Although substantial progress has been made in the advancement of HIV treatment and prevention, adherence remains a barrier for individuals taking medication on a frequent basis.
Although substantial progress has been made in the advancement of HIV treatment and prevention, adherence remains a barrier for individuals taking medication on a frequent basis.

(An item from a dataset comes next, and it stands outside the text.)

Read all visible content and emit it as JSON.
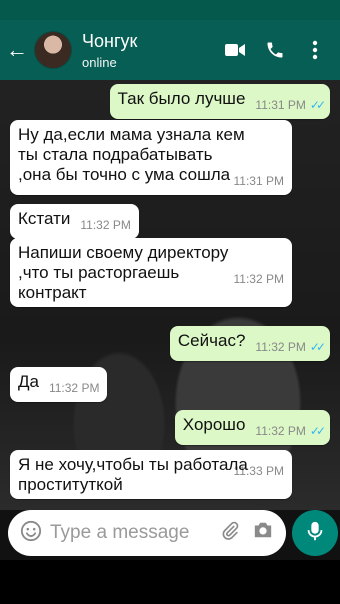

A newly-developed once-weekly HIV treatment that delivers all antiretroviral therapeutics in 1 capsule could help improve dosing adherence for patients with the virus, according to a recent study.1
Researchers at Massachusetts Institute of Technology (MIT) and Brigham and Women’s Hospital have developed a capsule capable of delivering a week’s worth of HIV medication in 1 dose, which could make it easier for people taking HIV treatment.
According to the researchers, their drug delivery capsule has a star-shaped structure with 6 arms that can be filled with drugs, folded inward, and encased in a smooth coating. After the capsule is swallowed, the arms unfold and gradually release the medication.
“In a way, it’s like putting a pillbox in a capsule. Now you have chambers for every day of the week on a single capsule,” Giovanni Traverso, MB, a research affiliate at MIT’s Koch Institute for Integrative Cancer Research and a gastroenterologist and biomedical engineer at Brigham and Women’s Hospital, said in a press release.2
The capsule was tested in pigs and shown to successfully lodge in the stomach and release 3 different HIV medications over a 1-week period. After all the drugs are released, the capsules then disintegrate into smaller components that can pass through the digestive tract.
In determining how a once-weekly drug could impact HIV rates in high-burden countries, the researchers used modelling to estimate the effects on new infection prevention. They found that a weekly dose compared with a daily dose could improve the efficacy of HIV preventive treatment by approximately 20%. When figured into a computer model of HIV transmission in South Africa, it showed that 200,000 to 800,000 new infection could be prevented over the next 20 years.
In addition to the HIV capsule, the researchers are working on adapting the technology for other diseases, which could potentially help address adherence issues for diseases with complex medications.